(HOST) With President Obama embarking on a major European tour, commentator Bill Seamans has been thinking about the fine diplomatic art of meeting and greeting.
(SEAMANS) This week President Barack Obama launches an eight day, five nation journey to attack what he calls "the inherited challenges" he faces in Europe – translated into people-speak, that means Obama will begin his campaign to repair the American image overseas allegedly damaged by his predecessor. Adding to his diplomatic burden is the weight of the personal rapport that Obama establishes with the leaders of so many cultural backgrounds – and how he greets them is an important White House protocol question – when greeting the Arab officials should he kiss them on the cheek according to their custom – after all, President Bush held hands with King Abdullah. Should he greet the Slavs with their machismo bear hug – but crushed ribs are not good for basketball. Or will Obama retain the all-American handshake – perhaps offer a High Five or maybe even the Knuckle Knock used by Michelle when she greets him?
I think that President Obama should play it safe and stick to the familiar handshake so as not to accidentally offend any sensitivities. That thought drove me back to my dusty notes for some interesting history once provided by a diligent local public librarian when I asked her, "Just what is this thing called a handshake?"
I learned that the oldest recorded use of the handshake goes back to those drawings of hands on the walls of ancient Egypt that were said to signify the conferring of power from a god on an earthly ruler. Michelangelo depicted this view of the handshake on the ceiling of the Sistine Chapel. Then later-on the right hand, or weapon hand, was extended as a token of good will by showing that it was not reaching for a dagger or sword. This is offered as the reason why women, who throughout history usually did not bear arms, never developed the custom of the handshake – relying perhaps on other weapons.
Then in the Orient, where China holds most of our Treasury I.O.U.’s, for centuries the people have shown good intentions by joining both their hands in front of them away from weapons – which removed the worry about left-handers.

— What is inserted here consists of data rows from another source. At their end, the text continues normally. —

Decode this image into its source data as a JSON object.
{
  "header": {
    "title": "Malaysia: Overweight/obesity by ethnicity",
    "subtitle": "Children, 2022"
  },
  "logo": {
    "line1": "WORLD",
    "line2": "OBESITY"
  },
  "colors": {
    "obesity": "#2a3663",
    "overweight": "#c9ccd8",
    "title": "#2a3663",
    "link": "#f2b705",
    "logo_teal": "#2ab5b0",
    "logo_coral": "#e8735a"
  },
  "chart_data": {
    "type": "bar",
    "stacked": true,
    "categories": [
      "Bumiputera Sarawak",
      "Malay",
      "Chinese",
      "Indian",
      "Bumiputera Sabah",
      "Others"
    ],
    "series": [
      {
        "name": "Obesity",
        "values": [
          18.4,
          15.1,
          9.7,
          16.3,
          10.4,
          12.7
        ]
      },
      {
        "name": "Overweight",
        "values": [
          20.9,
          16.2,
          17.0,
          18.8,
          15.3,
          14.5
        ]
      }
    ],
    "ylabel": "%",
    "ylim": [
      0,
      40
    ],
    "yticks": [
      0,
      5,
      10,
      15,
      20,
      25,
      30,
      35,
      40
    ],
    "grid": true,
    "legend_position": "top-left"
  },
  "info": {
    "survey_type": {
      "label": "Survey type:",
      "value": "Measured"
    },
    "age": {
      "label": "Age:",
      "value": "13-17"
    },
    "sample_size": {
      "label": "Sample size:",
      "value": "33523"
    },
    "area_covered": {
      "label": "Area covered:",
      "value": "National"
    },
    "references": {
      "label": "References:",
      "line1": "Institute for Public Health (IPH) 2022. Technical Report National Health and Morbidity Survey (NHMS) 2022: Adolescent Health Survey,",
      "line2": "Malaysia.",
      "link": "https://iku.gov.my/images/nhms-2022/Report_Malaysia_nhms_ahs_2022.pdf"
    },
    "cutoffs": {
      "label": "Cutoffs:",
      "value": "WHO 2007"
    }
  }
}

Now enters the ubiquitous cynic who thinks that even an ordinary handshake might offend some foreigners because they believe that "pressing the flesh" in Washington has become the symbol of a promise never intended to be kept. So what is President Obama to do to stimulate goodwill – a pat on the shoulder? The warm elbow grip? No… Not enough… Obama cannot escape the traditional "grip-and-grin" publicity snapshots with various leaders which they can use as their "I personally met Obama" boost for their political stature back home – even though some might look as warm and sincere as a shotgun photo-op.